Costello: In the final days of Paul’s life, what was most important to him? What was most important to you?
Kalanithi: People dying often have one North Star. For Paul, it was to be mentally lucid. That helped us with the decision-making, too, in the hospital. He had to make this decision of whether to be intubated on a ventilator machine, a breathing machine. Both being doctors, we knew for a patient like him, it likely wouldn’t help and he’d probably stay sedated or stay in a coma, not really able to breathe on his own or go home or wake up. Then he decided not to do it, which was really brave and hard. Even as a doctor, it was really, really hard. His desire to be lucid was so clear to him, so clear to me, it helped make that decision.
Costello: What did you learn about yourself in the final moments preparing for death?
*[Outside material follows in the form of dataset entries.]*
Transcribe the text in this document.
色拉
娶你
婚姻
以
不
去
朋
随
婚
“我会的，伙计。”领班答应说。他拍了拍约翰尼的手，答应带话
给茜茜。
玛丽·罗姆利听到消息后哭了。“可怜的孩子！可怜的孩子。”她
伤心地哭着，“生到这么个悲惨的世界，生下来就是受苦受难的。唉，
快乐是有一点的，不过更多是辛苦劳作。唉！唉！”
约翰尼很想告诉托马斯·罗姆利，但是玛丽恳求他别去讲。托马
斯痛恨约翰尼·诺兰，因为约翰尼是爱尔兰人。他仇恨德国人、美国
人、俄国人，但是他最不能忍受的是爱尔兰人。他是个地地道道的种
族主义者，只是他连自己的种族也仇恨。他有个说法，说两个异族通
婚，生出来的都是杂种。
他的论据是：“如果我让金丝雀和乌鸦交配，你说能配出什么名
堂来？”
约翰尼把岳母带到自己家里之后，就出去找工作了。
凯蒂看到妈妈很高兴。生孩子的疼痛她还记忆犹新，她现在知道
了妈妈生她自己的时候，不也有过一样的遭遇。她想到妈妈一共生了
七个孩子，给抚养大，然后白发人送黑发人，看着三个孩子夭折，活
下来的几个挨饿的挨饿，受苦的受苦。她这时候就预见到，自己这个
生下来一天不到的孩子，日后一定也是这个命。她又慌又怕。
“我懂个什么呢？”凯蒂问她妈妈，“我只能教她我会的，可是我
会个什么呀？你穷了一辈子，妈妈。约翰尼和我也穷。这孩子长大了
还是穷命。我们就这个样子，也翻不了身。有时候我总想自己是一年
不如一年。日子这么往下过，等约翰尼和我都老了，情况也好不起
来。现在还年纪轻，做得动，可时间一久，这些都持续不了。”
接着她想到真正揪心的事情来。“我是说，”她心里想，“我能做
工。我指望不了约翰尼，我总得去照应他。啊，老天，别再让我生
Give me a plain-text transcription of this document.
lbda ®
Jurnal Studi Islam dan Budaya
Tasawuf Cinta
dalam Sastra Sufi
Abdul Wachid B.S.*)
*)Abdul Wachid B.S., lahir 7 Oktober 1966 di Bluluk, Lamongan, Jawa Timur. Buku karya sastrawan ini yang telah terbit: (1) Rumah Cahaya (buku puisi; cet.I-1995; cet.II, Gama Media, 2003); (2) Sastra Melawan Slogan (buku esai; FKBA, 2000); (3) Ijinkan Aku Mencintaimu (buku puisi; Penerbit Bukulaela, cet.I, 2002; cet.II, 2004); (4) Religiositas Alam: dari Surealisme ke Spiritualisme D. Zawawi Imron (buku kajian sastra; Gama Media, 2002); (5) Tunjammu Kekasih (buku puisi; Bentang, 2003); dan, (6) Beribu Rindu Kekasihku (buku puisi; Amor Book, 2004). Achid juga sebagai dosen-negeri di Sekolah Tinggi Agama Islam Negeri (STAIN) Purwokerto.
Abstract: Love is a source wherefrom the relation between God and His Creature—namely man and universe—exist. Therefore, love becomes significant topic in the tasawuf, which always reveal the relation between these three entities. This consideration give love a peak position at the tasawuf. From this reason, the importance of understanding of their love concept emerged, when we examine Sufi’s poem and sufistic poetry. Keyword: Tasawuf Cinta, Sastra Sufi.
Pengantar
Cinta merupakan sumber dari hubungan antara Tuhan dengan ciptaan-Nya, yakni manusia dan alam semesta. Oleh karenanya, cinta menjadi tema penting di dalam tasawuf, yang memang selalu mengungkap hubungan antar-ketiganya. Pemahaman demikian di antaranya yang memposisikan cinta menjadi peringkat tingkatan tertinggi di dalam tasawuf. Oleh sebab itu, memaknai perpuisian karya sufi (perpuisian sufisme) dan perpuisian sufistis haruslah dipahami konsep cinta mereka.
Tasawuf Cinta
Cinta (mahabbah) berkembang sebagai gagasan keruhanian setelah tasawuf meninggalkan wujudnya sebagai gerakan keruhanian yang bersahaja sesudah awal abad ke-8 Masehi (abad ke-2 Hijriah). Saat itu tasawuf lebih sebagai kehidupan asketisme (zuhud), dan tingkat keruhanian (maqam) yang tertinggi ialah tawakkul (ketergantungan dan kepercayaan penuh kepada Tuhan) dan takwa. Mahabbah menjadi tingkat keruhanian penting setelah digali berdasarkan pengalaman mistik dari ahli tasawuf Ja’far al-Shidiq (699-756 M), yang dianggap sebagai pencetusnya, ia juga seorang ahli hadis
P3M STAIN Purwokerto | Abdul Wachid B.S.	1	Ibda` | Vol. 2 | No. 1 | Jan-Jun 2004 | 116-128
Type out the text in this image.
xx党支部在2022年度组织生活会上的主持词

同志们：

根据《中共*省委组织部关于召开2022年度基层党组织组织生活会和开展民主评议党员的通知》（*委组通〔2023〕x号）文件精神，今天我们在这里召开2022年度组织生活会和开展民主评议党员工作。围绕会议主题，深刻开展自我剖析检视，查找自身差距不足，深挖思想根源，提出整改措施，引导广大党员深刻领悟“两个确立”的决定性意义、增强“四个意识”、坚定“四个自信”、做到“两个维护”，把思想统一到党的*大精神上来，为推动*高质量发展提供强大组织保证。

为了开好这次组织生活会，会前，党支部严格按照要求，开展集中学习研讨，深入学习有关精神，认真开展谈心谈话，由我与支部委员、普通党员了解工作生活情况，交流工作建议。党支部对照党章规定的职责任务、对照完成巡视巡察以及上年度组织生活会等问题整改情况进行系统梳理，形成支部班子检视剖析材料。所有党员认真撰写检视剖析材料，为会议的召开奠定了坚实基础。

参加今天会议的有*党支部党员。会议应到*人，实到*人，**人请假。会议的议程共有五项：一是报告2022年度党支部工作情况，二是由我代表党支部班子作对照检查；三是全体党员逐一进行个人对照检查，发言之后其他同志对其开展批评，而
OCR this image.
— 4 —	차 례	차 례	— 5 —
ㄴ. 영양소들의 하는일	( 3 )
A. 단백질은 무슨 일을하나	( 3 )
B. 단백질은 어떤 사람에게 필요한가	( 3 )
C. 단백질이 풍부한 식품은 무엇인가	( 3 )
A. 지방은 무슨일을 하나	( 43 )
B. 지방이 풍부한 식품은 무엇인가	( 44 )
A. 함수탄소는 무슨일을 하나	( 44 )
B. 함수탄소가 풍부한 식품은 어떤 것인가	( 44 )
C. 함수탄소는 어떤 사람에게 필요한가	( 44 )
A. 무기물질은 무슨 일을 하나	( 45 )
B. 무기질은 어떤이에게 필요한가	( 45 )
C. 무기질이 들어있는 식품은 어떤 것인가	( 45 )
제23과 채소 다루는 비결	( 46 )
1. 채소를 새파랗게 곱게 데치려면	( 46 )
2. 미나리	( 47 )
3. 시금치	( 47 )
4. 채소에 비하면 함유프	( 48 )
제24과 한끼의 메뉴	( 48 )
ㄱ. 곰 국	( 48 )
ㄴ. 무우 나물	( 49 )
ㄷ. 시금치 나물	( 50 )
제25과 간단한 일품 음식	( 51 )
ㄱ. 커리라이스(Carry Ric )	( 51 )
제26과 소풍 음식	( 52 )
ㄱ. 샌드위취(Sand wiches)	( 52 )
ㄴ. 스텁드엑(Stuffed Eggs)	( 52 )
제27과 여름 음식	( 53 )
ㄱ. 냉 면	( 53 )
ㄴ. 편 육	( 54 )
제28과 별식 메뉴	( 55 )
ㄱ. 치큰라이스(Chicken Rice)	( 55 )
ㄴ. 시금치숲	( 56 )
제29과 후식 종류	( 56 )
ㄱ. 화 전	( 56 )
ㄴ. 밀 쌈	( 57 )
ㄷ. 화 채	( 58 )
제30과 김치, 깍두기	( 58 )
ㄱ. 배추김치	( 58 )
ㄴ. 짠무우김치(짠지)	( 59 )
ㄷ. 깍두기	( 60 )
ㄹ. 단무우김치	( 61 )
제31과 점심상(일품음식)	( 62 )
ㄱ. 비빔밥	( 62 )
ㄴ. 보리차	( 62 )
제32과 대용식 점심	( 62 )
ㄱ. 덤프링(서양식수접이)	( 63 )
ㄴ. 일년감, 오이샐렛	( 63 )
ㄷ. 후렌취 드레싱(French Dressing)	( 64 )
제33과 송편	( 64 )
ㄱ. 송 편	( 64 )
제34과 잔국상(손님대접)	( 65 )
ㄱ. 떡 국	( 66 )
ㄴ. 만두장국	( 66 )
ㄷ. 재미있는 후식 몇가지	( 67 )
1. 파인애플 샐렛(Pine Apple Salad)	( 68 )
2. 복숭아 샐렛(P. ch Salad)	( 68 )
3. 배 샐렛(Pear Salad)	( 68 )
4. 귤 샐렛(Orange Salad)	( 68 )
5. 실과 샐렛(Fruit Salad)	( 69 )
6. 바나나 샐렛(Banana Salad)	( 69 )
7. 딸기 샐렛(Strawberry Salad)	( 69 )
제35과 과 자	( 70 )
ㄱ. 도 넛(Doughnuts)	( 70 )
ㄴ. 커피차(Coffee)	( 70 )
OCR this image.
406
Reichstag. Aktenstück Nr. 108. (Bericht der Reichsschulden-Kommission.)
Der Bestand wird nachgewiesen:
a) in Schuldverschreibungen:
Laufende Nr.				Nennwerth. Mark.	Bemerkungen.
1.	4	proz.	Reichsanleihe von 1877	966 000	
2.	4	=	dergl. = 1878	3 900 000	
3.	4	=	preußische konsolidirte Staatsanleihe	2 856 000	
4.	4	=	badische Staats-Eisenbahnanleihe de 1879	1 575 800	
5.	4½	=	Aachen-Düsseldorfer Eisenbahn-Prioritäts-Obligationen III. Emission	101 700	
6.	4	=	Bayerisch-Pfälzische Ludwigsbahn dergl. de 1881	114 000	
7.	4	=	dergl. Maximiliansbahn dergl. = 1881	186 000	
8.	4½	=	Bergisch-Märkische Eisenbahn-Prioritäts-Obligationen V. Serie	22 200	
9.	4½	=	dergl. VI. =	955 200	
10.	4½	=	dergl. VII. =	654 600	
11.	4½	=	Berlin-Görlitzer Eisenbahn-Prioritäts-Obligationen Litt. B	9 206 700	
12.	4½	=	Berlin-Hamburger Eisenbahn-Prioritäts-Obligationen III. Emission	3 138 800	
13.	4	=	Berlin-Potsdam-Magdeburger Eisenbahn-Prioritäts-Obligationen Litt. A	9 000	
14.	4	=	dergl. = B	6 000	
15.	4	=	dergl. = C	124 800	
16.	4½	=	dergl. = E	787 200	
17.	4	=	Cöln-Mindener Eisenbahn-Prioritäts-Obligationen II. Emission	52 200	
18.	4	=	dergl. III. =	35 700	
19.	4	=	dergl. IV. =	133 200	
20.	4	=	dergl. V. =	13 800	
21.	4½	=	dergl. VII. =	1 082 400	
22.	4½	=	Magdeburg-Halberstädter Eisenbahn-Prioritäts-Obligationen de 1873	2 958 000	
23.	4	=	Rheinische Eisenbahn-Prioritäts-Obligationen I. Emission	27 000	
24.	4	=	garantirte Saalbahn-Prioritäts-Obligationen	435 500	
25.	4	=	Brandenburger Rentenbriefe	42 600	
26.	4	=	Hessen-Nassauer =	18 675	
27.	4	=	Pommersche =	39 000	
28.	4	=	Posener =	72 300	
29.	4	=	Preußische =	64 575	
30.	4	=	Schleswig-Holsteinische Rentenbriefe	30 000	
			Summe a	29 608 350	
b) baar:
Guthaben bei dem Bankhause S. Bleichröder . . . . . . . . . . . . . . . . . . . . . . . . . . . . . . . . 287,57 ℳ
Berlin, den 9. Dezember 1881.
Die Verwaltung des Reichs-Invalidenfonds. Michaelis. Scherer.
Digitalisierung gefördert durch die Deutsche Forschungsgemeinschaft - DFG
Kalanithi: For Paul, the upending moment was diagnosis. For me, the upending moment was Paul dying, which may be sort of obvious. I think I was so surprised, for lack of a better word. Even though I wasn’t surprised by the fact of it, it was very hard to walk out of the hospital. I could barely move my legs walking out of the hospital. I think the idea of holding two things, holding joy and holding pain at the same time has been prominent for the past few years for me.
Costello: After you lose a loved one, at some point you’ll have to go through a closet and take out clothes. You’ll have to go through objects and put them away. How did you decide when that was appropriate?
Kalanithi: I just sort of realized when I woke up one day that maybe today’s the day. For six months, Paul had his shoes on the floor, a bookshelf with his books on it, a toothbrush. It felt like there really wasn’t a hurry. I was like, “These are still here. Right now, that feels really good. Maybe someday it won’t, so if they start feeling like they shouldn’t be there, then I’ll put them somewhere.” Six months later, I started to do that.
About a year after Paul died, my sister remodeled my whole apartment. I never would have wanted to do it sooner. Then once it was done, I was like, “This feels so fresh, and I suddenly feel fresh.” It’s the kind of thing where you just have to trust your instinct.
In a San Mateo County Library appearace, Lucy Kalanithi speaks with Contributing Editor Paul Costello, reflecting on life and love five years after the death of her husband, Paul, from cancer.